Re: Perl A Ground Breaking Language?
by xenchu (Friar) on Jan 10, 2004 at 16:22 UTC
    If you want to talk to someone who knows a little about Perl, talk to me. I know as little as anyone in the Monastery. However, struggling programmer though I am, I did take a look at the GBL site.

    While some good points about individual languages were made, essentially it was just an opinion poll; no experience necessary. Besides, there was no prize in the Crackerjack(t) box. What does Perl get for being among the ground-breaking languages? Better reputation? More money? A trip to Hollywood? Reputation, IMO, is word-of-mouth from the people who use programming languages. Not from people who vote in opinion polls.
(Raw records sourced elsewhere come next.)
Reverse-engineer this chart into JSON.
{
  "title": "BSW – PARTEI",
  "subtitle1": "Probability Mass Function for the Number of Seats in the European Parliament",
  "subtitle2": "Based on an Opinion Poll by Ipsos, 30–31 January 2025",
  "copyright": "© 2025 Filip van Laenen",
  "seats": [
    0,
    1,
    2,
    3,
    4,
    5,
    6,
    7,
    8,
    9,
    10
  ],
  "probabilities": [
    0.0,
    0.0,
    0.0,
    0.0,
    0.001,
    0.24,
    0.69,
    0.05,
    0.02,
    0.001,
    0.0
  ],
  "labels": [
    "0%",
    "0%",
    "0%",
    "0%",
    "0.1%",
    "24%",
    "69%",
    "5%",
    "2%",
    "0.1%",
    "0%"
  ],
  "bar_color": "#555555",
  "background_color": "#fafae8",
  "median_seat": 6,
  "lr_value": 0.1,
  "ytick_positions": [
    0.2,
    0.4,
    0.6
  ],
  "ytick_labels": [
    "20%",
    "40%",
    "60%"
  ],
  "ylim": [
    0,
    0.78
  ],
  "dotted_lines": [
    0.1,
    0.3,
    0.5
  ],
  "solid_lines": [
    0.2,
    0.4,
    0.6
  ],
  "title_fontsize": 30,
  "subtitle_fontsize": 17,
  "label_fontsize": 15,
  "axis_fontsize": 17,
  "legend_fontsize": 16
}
    Opinion polls are for things like the Ten Most Beautiful and Twelve Best Elvis Movies.

    xenchu


    The Needs of the World and my Talents run parallel to infinity.
Re: Perl A Ground Breaking Language?
by bsb (Priest) on Jan 11, 2004 at 21:59 UTC
    I don't know my language archaeology but what about:
    • Taint mode.
    • tie - alternative implementation of builtin types.
    • floating point version numbers (ok, not so good).
    • pick your delimiters qq//, q//, qw//, qx//, m//, s///...
    • sigils, not just for evaluating/interpolating but as a different namespace.
    I agree with the posts above, that Perl's value is in providing a rich choice of features from diverse languages and combining them in a way to easily get things done.

    I think Perl6 will probably rate as truly innovative, in a number of ways. Grammar/regex integration and junctions are my picks.